Большинство врачей, призванных из запаса, не умеет читать карту и ориентироваться на местности, не обладает, наконец, самыми элементарными командирскими навыками. Между тем в этой исключительно трудной войне врач не может быть только врачом. Этого слишком мало. Он должен быть организатором и командиром. Не лучше обстоит дело и с военно-санитарной подготовкой. Все слышали о принципах Пироговской сортировки, но редко кто из врачей в состоянии практически рассортировать пару десятков раненых. Все это плоды формализма. Учили студентов в медицинских институтах, учили врачей в институтах усовершенствования, проводили сборы, декадники, выезды в лагери и т. п. Однако и учащиеся, и учителя не очень верили в то, что военную науку им скоро придется применять на практике.
Сегодня бомбардировочная авиация противника проявляет большую активность. Было слышно, как бомбят Каневский мост; на обратном пути самолеты обстреляли нас из пулеметов. Обошлось, к счастью, без жертв.
Получен приказ – всем носить противогазы. Чехлы их немедленно заполнили всякой мелочью – ложками, носовыми платками, мылом, зубными щетками, курящие – табаком, а я – длинными иглами и шприцами для анестезии.

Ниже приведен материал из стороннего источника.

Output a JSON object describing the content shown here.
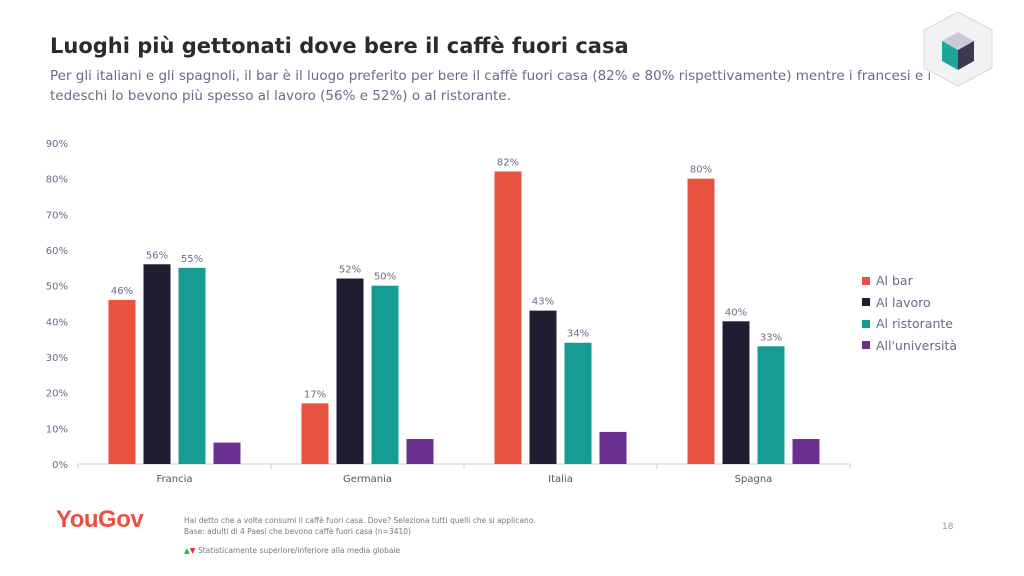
{
  "slide": {
    "title": "Luoghi più gettonati dove bere il caffè fuori casa",
    "subtitle": "Per gli italiani e gli spagnoli, il bar è il luogo preferito per bere il caffè fuori casa (82% e 80% rispettivamente) mentre i francesi e i tedeschi lo bevono più spesso al lavoro (56% e 52%) o al ristorante.",
    "brand": "YouGov",
    "question": "Hai detto che a volte consumi il caffè fuori casa. Dove? Seleziona tutti quelli che si applicano.",
    "base": "Base: adulti di 4 Paesi che bevono caffè fuori casa (n=3410)",
    "significance_up": "▲",
    "significance_down": "▼",
    "significance_note": "Statisticamente superiore/inferiore alla media globale",
    "page_number": "18"
  },
  "colors": {
    "title": "#2b2b2b",
    "subtitle": "#6a6a8a",
    "brand": "#ec5040"
  },
  "chart_data": {
    "type": "bar",
    "categories": [
      "Francia",
      "Germania",
      "Italia",
      "Spagna"
    ],
    "series": [
      {
        "name": "Al bar",
        "color": "#e9523f",
        "values": [
          46,
          17,
          82,
          80
        ],
        "labels": [
          "46%",
          "17%",
          "82%",
          "80%"
        ]
      },
      {
        "name": "Al lavoro",
        "color": "#1f1d32",
        "values": [
          56,
          52,
          43,
          40
        ],
        "labels": [
          "56%",
          "52%",
          "43%",
          "40%"
        ]
      },
      {
        "name": "Al ristorante",
        "color": "#169c94",
        "values": [
          55,
          50,
          34,
          33
        ],
        "labels": [
          "55%",
          "50%",
          "34%",
          "33%"
        ]
      },
      {
        "name": "All'università",
        "color": "#6b2f91",
        "values": [
          6,
          7,
          9,
          7
        ],
        "labels": [
          "",
          "",
          "",
          ""
        ]
      }
    ],
    "ylim": [
      0,
      90
    ],
    "yticks": [
      0,
      10,
      20,
      30,
      40,
      50,
      60,
      70,
      80,
      90
    ],
    "ytick_labels": [
      "0%",
      "10%",
      "20%",
      "30%",
      "40%",
      "50%",
      "60%",
      "70%",
      "80%",
      "90%"
    ],
    "xlabel": "",
    "ylabel": "",
    "grid": false,
    "legend_position": "right"
  }
}
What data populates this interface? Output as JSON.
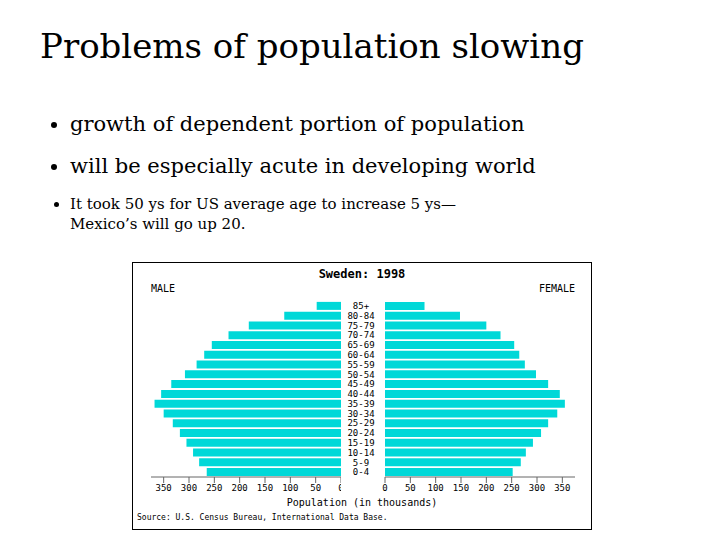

Военная обстановка по-прежнему не радует. Из штаба сообщают, что по всему фронту «противник не обнаружен». А между тем достоверно известно, что во многих местах просочились большие группы немецких танков. Кое-где видели немецкую мотопехоту на грузовиках и мотоциклистов. Противник, по-видимому, решил прижать нас к Днепру.
На ряде примеров убеждаюсь, что некоторые МСБ работают плохо, многие даже не производят окончательной остановки кровотечения и часто, не снимая жгута, отправляют раненых дальше в тыл.
Я стараюсь осмыслить это явление. Как же так случилось, что медсанбаты, которыми все мы еще совсем недавно так гордились, эти «хирургические фабрики» с огромными потенциальными возможностями, часто бездействуют или работают совсем мало. Где здесь «собака зарыта»? По-видимому, надо прежде всего трезво учитывать особенности нынешнего этапа войны. Совершенно ясно, что под натиском успешно продвигающихся вражеских танков невозможно развертывать в медсанбатах большую хирургию. Приходится приноравливаться к обстановке, делать главным образом то, что поможет раненым добраться до тыловых учреждений. Значит, прежде всего борьба с шоком, остановка кровотечения, борьба с удушьем, транспортная иммобилизация при переломах и обезболивание. О лечении нетранспортабельных на месте сейчас в наших условиях нельзя и мечтать. Стабилизируется хоть немного фронт – и хирургическая деятельность расширяется. Двинулся противник вперед – и хирургическая работа вновь сократилась до минимума. Это, так сказать, «законное» влияние боевой обстановки на хирургическую деятельность в передовой зоне действующей армии. Однако иногда ощущается и «неправомерное» влияние обстановки на чувство врачебного долга. Вот и приходится не только учить, но и требовать от некоторых врачей добросовестного выполнения своих обязанностей. Слава богу, что таких случаев немного.